Stacked Denoising Autoencoder
===============

To use a stacked denoising autoencoder [1], we first create an ordinary stacked autoencoder (SAE).
For our example we use the well-known MNIST [2] dataset.

.. code-block:: python

    from clustpy.deep.neural_networks import StackedAutoencoder
    from clustpy.data import load_mnist
    import torch

    data, labels = load_mnist(return_X_y=True)
    data = torch.from_numpy(data).float()
    SAE = StackedAutoencoder(layers=[data.shape[1], 256, 128, 64, 10])
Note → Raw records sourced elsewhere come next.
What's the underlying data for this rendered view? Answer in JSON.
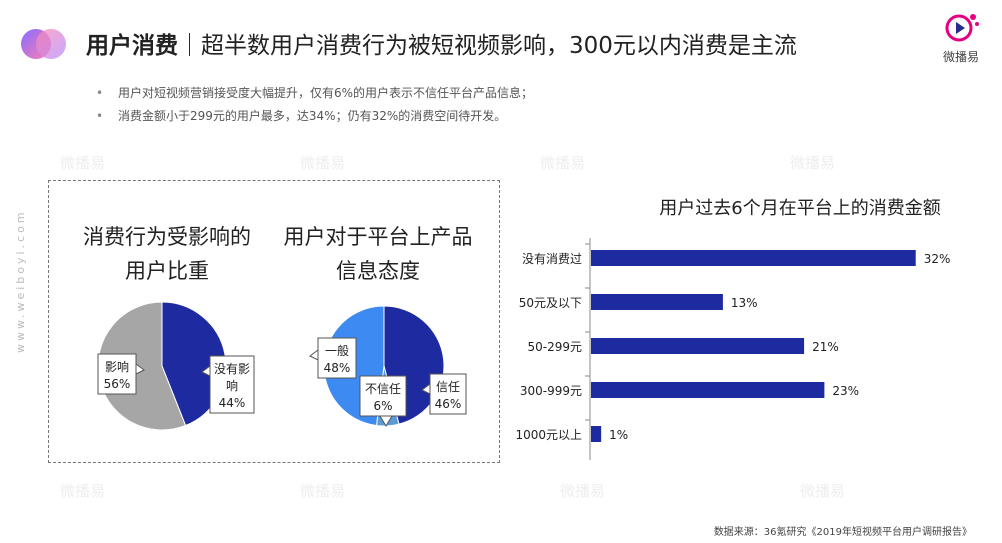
{
  "header": {
    "title_strong": "用户消费",
    "title_rest": "｜超半数用户消费行为被短视频影响，300元以内消费是主流",
    "brand_text": "微播易"
  },
  "bullets": [
    "用户对短视频营销接受度大幅提升，仅有6%的用户表示不信任平台产品信息；",
    "消费金额小于299元的用户最多，达34%；仍有32%的消费空间待开发。"
  ],
  "side_url": "www.weiboyi.com",
  "watermark_text": "微播易",
  "pie1": {
    "title_line1": "消费行为受影响的",
    "title_line2": "用户比重"
  },
  "pie2": {
    "title_line1": "用户对于平台上产品",
    "title_line2": "信息态度"
  },
  "bar": {
    "title": "用户过去6个月在平台上的消费金额"
  },
  "footer": {
    "source": "数据来源：36氪研究《2019年短视频平台用户调研报告》"
  },
  "chart_data": [
    {
      "type": "pie",
      "slices": [
        {
          "label_lines": [
            "影响"
          ],
          "value": 56,
          "value_label": "56%",
          "color": "#A6A6A6"
        },
        {
          "label_lines": [
            "没有影",
            "响"
          ],
          "value": 44,
          "value_label": "44%",
          "color": "#1E2AA0"
        }
      ]
    },
    {
      "type": "pie",
      "slices": [
        {
          "label_lines": [
            "信任"
          ],
          "value": 46,
          "value_label": "46%",
          "color": "#1E2AA0"
        },
        {
          "label_lines": [
            "不信任"
          ],
          "value": 6,
          "value_label": "6%",
          "color": "#5B9BD5"
        },
        {
          "label_lines": [
            "一般"
          ],
          "value": 48,
          "value_label": "48%",
          "color": "#3D8BF2"
        }
      ]
    },
    {
      "type": "bar",
      "orientation": "horizontal",
      "categories": [
        "没有消费过",
        "50元及以下",
        "50-299元",
        "300-999元",
        "1000元以上"
      ],
      "values": [
        32,
        13,
        21,
        23,
        1
      ],
      "value_labels": [
        "32%",
        "13%",
        "21%",
        "23%",
        "1%"
      ],
      "xlim": [
        0,
        34
      ],
      "color": "#1E2AA0"
    }
  ]
}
In this example, the SAE has three hidden layers with the sizes 256, 128, and 64.
The resulting embedding has 10 features.
Now we could already train the SAE using the default parameters.
However, the data is usually normalized beforehand.

.. code-block:: python

    data_mean = data.mean()
    data_std = data.std()
    data = (data - data_mean) / data_std

We also want to train the SAE with denoising in mind.
In other words, we need a suitable corruption function.
In our case, we choose simple salt and pepper noise.
Note that because the data has been normalized, it does not lie within [0, 1] or [0, 255].
Our corruption function must take this into account.

.. code-block:: python

    data_min = data.min()
    data_max = data.max()

    def my_corruption(data, data_min, data_max, amount_noise=0.02):
        apply_noise = torch.rand(data.shape)
        data[apply_noise < amount_noise] = data_max
        data[apply_noise > 1 - amount_noise] = data_min
        return data

    corruption_fn = lambda data: my_corruption(data, data_min=data_min, data_max=data_max)
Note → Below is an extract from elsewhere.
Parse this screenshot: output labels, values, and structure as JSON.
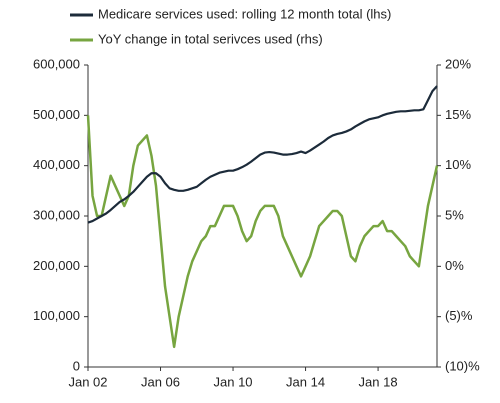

Now that we have a suitable corruption function, let us look at its effect regarding a sample.

.. code-block:: python

    from clustpy.utils import plot_image

    sample = data[0].cpu().numpy().reshape((28, 28))
    plot_image(sample, black_and_white=True)
    corrupted_sample = corruption_fn(sample)
    plot_image(corrupted_sample, black_and_white=True)

Finally, we can start the actual training of our stacked denoising autoencoder.

.. code-block:: python

    SAE.fit(data=data, corruption_fn=corruption_fn)

[1] Vincent, Pascal, et al. "Stacked denoising autoencoders: Learning useful representations in a deep network with a local denoising criterion." Journal of machine learning research 11.12 (2010).

[2] LeCun, Yann, et al. "Gradient-based learning applied to document recognition." Proceedings of the IEEE 86.11 (1998): 2278-2324.